Christopher Nolan pulls out the stops as only he can to bring to the big screen, in the grandest possible way, the story of J. Robert Oppenheimer, the father of the atomic bomb who lived to see the devastation and long-term dangers that his weapon of mass destruction unleashed on the world.

Oppenheimer, a cinematic achievement of blinding brilliance, achieves a sublime combination of visual grandeur, technical flair, emotional intimacy and an examination of the limits of human endeavour and ambition. Through all the layers that constitute the film, what peeps out most prominently is the director's unambiguous acknowledgement of the ethical questions that surround the brilliant American theoretical physicist's legacy.
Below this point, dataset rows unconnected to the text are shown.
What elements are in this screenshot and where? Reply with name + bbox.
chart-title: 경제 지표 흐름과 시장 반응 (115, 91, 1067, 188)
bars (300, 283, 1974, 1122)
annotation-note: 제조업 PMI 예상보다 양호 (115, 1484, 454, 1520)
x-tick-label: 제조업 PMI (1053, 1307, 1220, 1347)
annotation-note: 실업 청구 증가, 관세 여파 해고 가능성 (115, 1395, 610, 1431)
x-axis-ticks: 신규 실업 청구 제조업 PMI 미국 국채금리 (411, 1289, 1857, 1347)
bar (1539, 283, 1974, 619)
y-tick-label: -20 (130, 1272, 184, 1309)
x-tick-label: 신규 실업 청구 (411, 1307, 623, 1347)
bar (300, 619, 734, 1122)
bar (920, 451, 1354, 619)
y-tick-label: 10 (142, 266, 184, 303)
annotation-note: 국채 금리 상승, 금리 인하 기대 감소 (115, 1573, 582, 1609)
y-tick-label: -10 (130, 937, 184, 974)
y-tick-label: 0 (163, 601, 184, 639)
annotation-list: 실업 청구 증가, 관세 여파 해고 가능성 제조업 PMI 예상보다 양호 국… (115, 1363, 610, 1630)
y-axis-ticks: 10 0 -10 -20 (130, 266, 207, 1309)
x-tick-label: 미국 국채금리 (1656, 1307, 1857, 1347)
At a more superficial level, the film gives the writer-director the scope to orchestrate the elements of space and time in a straightforward but a highly enthralling manner and tap the dramatic potential of the tragic story of a genius who pushed the boundaries of quantum physics only to trigger a dangerous arms race.

The three-hour epic is about a man, quantum physics, and a point in history, but it comes off as a timeless, almost Shakespearean morality tale about an impossible achievement and its horrific consequences. The film crammed with diverse narrative and spatial elements that Nolan and his cinematographer Hoyte van Hoytema harness and press into the service of an engrossing story about science, war and political vendetta.

It isn't, however, only the formal attributes of the film that are impressive. Its thematic depth turns it into an introspection (no matter how wordy) on science, weapons and the horrors of war without actually putting footage of the Hiroshima and Nagasaki bombings and their effects on the screen.

As a scientist who unwittingly armed the human race with a self-destruct button, Oppenheimer, played with unwavering solidity by regular Nolan collaborator Cillian Murphy, is presented as a genius who pays as high a price for his deadly invention as he does for his subsequent decision to turn into an advocate for nuclear arms control.

The excitement of scientific research, the upshots by political exigencies and the workings of personal relationships are all woven into the dense but never less than dynamic storyline. Nolan, with the aid of Murphy, turns Oppenheimer into a figure who inspires awe and admiration to begin with. But as a powerful adversary turns against him and seeks to corner him by harping on his pro-left affiliations, the hero turns into a hapless victim of a "kangaroo court."

Oppenheimer's wife Kitty (a terrific Emily Blunt) and the firebrand Communist Jean Tatlock (Florence Pugh in a memorable cameo) with whom he has an affair are integral parts of the story, as are the friends and rivals who surround the scientist as he works on the bomb in the hope that it would end all wars.      

The atomic bomb that Oppenheimer delivers to the US military does bring World War II to an end in the Pacific, but it also starts a public battle that a national hero has to fight to protect his own reputation as well as a moral conflict that is triggered by pangs of guilt.